Imagine this table:
id col1 col2 col3 col4
1 A A C
2 B B B
3 D D
I would like to add a column that tells me if all not-null values of the row match.
So the ideal output is:
id col1 col2 col3 col4 is_a_match
1 A A C FALSE
2 B B B TRUE
3 D D TRUE
I have tried:
select *,
case
when col1 = col2
and col2 = col3
and col3 = col4
then 'TRUE'
else 'FALSE'
end as is_a_match
from my_table
But would return false
for all due to the null values.
What is the best way to achieve the output above?
CodePudding user response:
You could transform the columns to rows, the count the distinct values. That will automatically ignore NULL values:
select t.*,
(select count(distinct x.col)
from (
values (t.col1),
(t.col2),
(t.col3),
(t.col4)
) as x(col)
where x.col is not null) = 1 as is_a_match
from the_table t
If you don't want to list all columns manually, you can use some JSON magic to turn the columns to rows in order to count the distinct values:
select t.*,
(select count(distinct x.val)
from jsonb_each_text(to_jsonb(t) - 'id') as x(col, val)

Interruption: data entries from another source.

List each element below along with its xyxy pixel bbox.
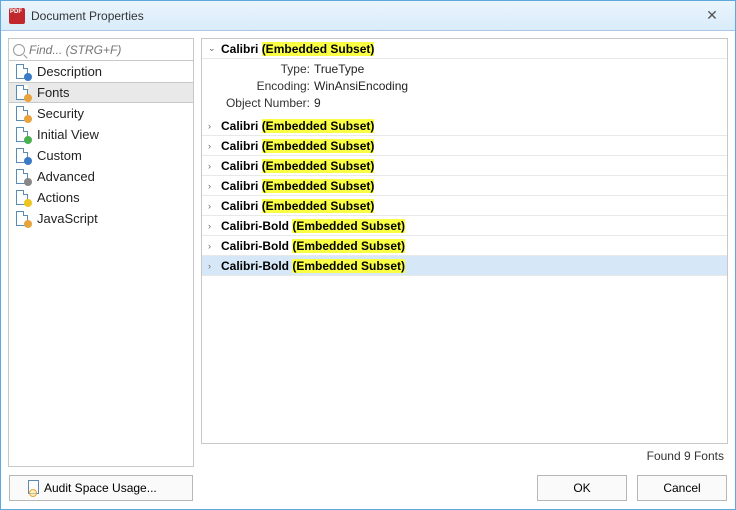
chevron-right-icon: › (208, 221, 218, 231)
main-panel: ⌄Calibri (Embedded Subset)Type:TrueTypeE… (201, 38, 728, 467)
font-name: Calibri-Bold (Embedded Subset) (221, 239, 405, 253)
chevron-right-icon: › (208, 241, 218, 251)
font-name: Calibri (Embedded Subset) (221, 159, 374, 173)
search-input[interactable] (29, 43, 189, 57)
detail-value-encoding: WinAnsiEncoding (314, 78, 408, 95)
font-name: Calibri (Embedded Subset) (221, 139, 374, 153)
sidebar-item-label: Description (37, 64, 102, 79)
font-row[interactable]: ›Calibri (Embedded Subset) (202, 136, 727, 156)
titlebar: Document Properties ✕ (1, 1, 735, 31)
page-icon (15, 106, 31, 122)
page-icon (15, 148, 31, 164)
chevron-right-icon: › (208, 161, 218, 171)
search-wrap (9, 39, 193, 61)
sidebar-item-fonts[interactable]: Fonts (9, 82, 193, 103)
window-title: Document Properties (31, 9, 697, 23)
search-icon (13, 44, 25, 56)
sidebar-item-javascript[interactable]: JavaScript (9, 208, 193, 229)
footer: Audit Space Usage... OK Cancel (1, 467, 735, 509)
font-list[interactable]: ⌄Calibri (Embedded Subset)Type:TrueTypeE… (201, 38, 728, 444)
font-row[interactable]: ›Calibri (Embedded Subset) (202, 156, 727, 176)
font-row[interactable]: ›Calibri (Embedded Subset) (202, 196, 727, 216)
page-icon (15, 169, 31, 185)
font-row[interactable]: ⌄Calibri (Embedded Subset) (202, 39, 727, 59)
sidebar-item-security[interactable]: Security (9, 103, 193, 124)
sidebar-item-label: JavaScript (37, 211, 98, 226)
font-name: Calibri (Embedded Subset) (221, 42, 374, 56)
sidebar-item-label: Advanced (37, 169, 95, 184)
sidebar-item-advanced[interactable]: Advanced (9, 166, 193, 187)
font-name: Calibri (Embedded Subset) (221, 179, 374, 193)
chevron-right-icon: › (208, 141, 218, 151)
ok-button[interactable]: OK (537, 475, 627, 501)
font-name: Calibri (Embedded Subset) (221, 199, 374, 213)
sidebar-item-label: Actions (37, 190, 80, 205)
detail-value-type: TrueType (314, 61, 364, 78)
sidebar: Description Fonts Security Initial View Cust… (8, 38, 194, 467)
found-count: Found 9 Fonts (201, 444, 728, 467)
sidebar-item-description[interactable]: Description (9, 61, 193, 82)
detail-label-encoding: Encoding: (206, 78, 314, 95)
page-icon (15, 85, 31, 101)
font-row[interactable]: ›Calibri-Bold (Embedded Subset) (202, 216, 727, 236)
chevron-right-icon: › (208, 261, 218, 271)
font-name: Calibri (Embedded Subset) (221, 119, 374, 133)
audit-space-button[interactable]: Audit Space Usage... (9, 475, 193, 501)
chevron-down-icon: ⌄ (208, 43, 218, 54)
font-name: Calibri-Bold (Embedded Subset) (221, 259, 405, 273)
sidebar-item-label: Fonts (37, 85, 70, 100)
app-icon (9, 8, 25, 24)
sidebar-item-label: Security (37, 106, 84, 121)
chevron-right-icon: › (208, 121, 218, 131)
detail-value-object-number: 9 (314, 95, 321, 112)
detail-label-type: Type: (206, 61, 314, 78)
font-row[interactable]: ›Calibri-Bold (Embedded Subset) (202, 236, 727, 256)
font-row[interactable]: ›Calibri-Bold (Embedded Subset) (202, 256, 727, 276)
font-row[interactable]: ›Calibri (Embedded Subset) (202, 176, 727, 196)
sidebar-nav: Description Fonts Security Initial View Cust… (9, 61, 193, 466)
font-details: Type:TrueTypeEncoding:WinAnsiEncodingObj… (202, 59, 727, 116)
sidebar-item-initial-view[interactable]: Initial View (9, 124, 193, 145)
close-button[interactable]: ✕ (697, 6, 727, 26)
sidebar-item-label: Custom (37, 148, 82, 163)
font-row[interactable]: ›Calibri (Embedded Subset) (202, 116, 727, 136)
sidebar-item-custom[interactable]: Custom (9, 145, 193, 166)
sidebar-item-label: Initial View (37, 127, 99, 142)
content-area: Description Fonts Security Initial View Cust… (1, 31, 735, 467)
page-icon (15, 211, 31, 227)
chevron-right-icon: › (208, 201, 218, 211)
chevron-right-icon: › (208, 181, 218, 191)
audit-label: Audit Space Usage... (44, 481, 157, 495)
audit-icon (20, 480, 36, 496)
page-icon (15, 64, 31, 80)
detail-label-object-number: Object Number: (206, 95, 314, 112)
font-name: Calibri-Bold (Embedded Subset) (221, 219, 405, 233)
page-icon (15, 127, 31, 143)
cancel-button[interactable]: Cancel (637, 475, 727, 501)
sidebar-item-actions[interactable]: Actions (9, 187, 193, 208)
page-icon (15, 190, 31, 206)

where x.val is not null) = 1
from the_table t
CodePudding user response:
If the number of columns is variable, flipping into and out of jsonb could save you some cutting and pasting:
with pivots as (
select d.id, c.k, c.v
from de_data d
cross join lateral jsonb_each_text(to_jsonb(d)) as c(k,v)
where c.k != 'id'
and c.v is not null
), match_check as (
select id, count(distinct v) = 1 as is_a_match
from pivots
group by id
)
select d.*, mc.is_a_match
from de_data d
left join match_check mc on mc.id = d.id;
db<>fiddle here
CodePudding user response:
Simple boolean logic - looks a bit awkward, but I bet it's the fastest way:
SELECT *
, COALESCE(NOT (col1 <> col2 OR col1 <> col3 OR col1 <> col4
OR col2 <> col3 OR col2 <> col4
OR col3 <> col4), true) AS is_a_match
FROM tbl;
Any non-null, non-equal pair makes the core expression true
. Invert with NOT
, default to true with COALESCE
.
Or closer to your original attempt, which wasn't far off:
SELECT *
, CASE WHEN (col1 <> col2 OR col1 <> col3 OR col1 <> col4
OR col2 <> col3 OR col2 <> col4
OR col3 <> col4)
THEN false
ELSE true END is_a_match
FROM tbl;
db<>fiddle here
Either way, the point is to invert the logic: To ignore comparison to NULL values, look for mismatches (which is only true
for two not-null values), not for matches.
The code bloats with more columns. But for a hand full of columns, walking through all pairs is fastest.